Now, don’t get the idea I don’t like power. During innings one through five, I always wanted to destroy the other team, beat them up so badly they went home crying to Mama that they didn’t want to play anymore. So we’d play for the big inning and try to blow the opposition out of the park. One of the reasons you do that is that almost every club has a big closer, a Mariano Rivera, a Trevor Hoffman. You don’t want to get into a war with those guys because nine times or more out of ten, you’ll lose.
This is a great point, and something that recent Reds managers have not understood.
This team has the firepower to blow teams away early, on occasion, and yet does not take the opportunity to do so. Splitting up the LH and RH hitters, so at the end of the game the opponent will not have too much of an advantage?
That probably undid Jerry Narron more than anything- playing every game for the end of the game- which was the very weakest part of his team. If he had gone for more high powered offensive blow-outs early in the game, he most probably would still be the manager, IMHO.

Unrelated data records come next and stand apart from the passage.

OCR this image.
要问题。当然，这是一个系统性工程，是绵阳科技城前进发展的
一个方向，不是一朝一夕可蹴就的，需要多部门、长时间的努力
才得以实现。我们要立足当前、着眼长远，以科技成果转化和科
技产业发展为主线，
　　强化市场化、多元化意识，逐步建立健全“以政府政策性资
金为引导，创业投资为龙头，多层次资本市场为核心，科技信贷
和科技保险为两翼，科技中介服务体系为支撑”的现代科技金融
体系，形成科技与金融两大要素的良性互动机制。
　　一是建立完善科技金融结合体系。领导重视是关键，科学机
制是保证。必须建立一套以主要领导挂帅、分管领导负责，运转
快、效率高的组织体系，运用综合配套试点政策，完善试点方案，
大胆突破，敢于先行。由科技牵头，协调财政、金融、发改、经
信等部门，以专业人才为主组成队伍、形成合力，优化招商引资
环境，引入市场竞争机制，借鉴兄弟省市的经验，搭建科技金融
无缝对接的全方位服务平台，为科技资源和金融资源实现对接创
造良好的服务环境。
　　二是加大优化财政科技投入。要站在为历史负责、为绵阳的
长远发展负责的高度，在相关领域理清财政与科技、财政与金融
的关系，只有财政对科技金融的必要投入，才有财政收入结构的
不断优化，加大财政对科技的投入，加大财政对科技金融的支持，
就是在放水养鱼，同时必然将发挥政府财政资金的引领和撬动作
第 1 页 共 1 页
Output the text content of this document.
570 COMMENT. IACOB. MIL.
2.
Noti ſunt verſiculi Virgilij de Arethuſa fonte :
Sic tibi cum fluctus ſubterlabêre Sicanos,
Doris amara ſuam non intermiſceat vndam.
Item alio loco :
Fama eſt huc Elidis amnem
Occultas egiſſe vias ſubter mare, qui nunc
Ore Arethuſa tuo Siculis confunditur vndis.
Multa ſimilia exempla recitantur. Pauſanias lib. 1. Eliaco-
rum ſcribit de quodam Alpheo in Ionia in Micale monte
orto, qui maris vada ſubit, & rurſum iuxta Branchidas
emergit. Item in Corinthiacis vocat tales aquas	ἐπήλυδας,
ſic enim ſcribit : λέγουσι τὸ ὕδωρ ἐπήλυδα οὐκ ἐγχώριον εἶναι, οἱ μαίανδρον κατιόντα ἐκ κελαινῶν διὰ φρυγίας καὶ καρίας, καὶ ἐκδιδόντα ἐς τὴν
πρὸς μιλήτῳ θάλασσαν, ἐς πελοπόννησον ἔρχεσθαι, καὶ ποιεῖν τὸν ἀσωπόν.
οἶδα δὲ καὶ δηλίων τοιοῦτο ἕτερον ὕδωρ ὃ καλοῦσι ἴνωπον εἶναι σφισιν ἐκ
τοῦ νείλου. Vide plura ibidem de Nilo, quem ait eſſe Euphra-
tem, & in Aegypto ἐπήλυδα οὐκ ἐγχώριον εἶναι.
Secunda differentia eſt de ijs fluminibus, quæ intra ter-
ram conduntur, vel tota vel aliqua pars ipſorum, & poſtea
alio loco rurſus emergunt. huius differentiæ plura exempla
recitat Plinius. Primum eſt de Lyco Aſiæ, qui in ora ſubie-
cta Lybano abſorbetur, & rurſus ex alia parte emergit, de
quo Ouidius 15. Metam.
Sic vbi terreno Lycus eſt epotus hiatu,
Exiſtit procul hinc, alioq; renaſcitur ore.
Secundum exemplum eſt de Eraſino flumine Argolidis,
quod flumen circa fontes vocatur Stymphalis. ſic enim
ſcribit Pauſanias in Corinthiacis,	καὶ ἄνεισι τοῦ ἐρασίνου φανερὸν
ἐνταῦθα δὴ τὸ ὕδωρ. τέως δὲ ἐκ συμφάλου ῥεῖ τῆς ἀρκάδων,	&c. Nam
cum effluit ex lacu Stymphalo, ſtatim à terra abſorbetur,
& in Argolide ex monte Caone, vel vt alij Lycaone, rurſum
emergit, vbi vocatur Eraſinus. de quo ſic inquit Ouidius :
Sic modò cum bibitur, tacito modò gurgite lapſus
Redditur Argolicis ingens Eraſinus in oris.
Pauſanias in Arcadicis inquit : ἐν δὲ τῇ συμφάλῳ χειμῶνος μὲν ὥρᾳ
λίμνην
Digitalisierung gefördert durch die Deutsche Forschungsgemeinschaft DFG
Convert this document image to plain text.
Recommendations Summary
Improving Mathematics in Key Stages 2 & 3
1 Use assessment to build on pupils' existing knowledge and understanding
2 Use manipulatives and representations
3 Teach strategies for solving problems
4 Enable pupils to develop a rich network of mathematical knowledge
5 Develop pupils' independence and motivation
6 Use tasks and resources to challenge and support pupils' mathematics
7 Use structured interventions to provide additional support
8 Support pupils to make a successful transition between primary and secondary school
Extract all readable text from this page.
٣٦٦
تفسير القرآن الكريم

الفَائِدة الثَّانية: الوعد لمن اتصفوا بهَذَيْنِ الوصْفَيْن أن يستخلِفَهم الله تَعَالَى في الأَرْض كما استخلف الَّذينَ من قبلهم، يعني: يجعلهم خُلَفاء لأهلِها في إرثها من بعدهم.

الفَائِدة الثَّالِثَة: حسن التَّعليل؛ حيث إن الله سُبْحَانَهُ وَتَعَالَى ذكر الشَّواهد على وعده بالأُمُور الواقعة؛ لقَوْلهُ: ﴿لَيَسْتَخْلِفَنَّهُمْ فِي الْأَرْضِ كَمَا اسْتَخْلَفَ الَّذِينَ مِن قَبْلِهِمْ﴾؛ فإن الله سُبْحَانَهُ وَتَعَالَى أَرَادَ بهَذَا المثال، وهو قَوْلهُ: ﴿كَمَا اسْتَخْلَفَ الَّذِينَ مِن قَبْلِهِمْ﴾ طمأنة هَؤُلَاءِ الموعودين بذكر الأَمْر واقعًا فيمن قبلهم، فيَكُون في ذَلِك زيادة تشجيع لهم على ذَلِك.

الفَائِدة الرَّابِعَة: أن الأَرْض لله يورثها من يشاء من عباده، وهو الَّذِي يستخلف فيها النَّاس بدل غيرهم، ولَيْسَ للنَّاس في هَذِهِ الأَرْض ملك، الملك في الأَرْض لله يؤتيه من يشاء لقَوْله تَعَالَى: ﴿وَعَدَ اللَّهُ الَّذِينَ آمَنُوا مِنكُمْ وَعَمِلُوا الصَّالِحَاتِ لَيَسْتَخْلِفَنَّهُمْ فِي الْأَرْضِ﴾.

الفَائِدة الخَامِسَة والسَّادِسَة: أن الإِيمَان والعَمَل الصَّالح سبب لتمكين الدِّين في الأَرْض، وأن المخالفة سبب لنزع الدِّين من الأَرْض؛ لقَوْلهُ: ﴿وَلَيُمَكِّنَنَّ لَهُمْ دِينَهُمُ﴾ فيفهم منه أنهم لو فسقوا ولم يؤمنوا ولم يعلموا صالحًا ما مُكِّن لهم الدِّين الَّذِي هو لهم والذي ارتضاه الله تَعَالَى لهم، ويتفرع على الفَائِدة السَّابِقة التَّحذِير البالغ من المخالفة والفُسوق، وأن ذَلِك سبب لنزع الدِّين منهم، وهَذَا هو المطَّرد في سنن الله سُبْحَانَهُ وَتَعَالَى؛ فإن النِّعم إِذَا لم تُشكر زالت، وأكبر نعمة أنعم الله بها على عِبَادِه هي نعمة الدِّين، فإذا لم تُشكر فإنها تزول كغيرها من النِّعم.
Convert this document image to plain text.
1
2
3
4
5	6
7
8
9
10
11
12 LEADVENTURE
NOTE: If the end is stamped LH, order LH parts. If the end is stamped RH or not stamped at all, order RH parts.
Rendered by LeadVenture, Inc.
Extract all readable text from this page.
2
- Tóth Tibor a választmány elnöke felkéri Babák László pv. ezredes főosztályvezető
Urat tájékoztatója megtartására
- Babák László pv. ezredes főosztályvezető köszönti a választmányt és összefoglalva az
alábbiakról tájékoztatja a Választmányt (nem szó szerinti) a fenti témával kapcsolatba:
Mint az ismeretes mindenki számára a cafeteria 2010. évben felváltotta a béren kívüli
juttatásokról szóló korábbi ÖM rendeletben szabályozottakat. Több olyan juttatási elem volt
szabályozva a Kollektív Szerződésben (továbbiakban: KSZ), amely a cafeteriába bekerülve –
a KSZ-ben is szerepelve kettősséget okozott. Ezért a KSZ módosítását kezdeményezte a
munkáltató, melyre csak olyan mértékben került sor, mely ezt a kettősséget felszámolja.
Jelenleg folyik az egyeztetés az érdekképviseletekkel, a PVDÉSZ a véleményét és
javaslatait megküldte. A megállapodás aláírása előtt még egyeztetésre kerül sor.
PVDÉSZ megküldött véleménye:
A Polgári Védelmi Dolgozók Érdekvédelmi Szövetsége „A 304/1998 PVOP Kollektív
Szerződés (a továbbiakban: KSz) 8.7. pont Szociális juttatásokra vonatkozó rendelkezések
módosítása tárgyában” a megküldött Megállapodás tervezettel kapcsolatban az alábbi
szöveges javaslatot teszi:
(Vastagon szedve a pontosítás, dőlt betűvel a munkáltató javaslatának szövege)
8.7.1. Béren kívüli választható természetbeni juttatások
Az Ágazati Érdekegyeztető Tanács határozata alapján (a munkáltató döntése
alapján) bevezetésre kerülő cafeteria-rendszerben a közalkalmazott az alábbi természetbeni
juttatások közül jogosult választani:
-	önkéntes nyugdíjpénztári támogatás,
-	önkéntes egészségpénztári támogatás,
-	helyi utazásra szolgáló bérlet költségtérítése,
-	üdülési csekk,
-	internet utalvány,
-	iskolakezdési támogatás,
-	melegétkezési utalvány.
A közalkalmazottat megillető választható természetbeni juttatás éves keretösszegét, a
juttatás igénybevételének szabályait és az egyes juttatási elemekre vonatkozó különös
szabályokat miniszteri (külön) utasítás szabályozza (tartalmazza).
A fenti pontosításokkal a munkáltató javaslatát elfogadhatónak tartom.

Sparky Anderson was no bumpkin (even if he was from South Dakota!). He was a genius, in many ways, who understood people, and knew, intuitively, how to get the best out of his players.
He changed the way a bullpen was handled.
He ultimately will be under-rated as a manager, because he had so many HoF players, especially on his Reds teams. But he really did a great job with the Tigers, as well. And Whitaker, Trammell, Evans, Gibson, Morris, Petry, Lemon, Hernandez and Senor Smoke (Lopez), were also excellent ball players.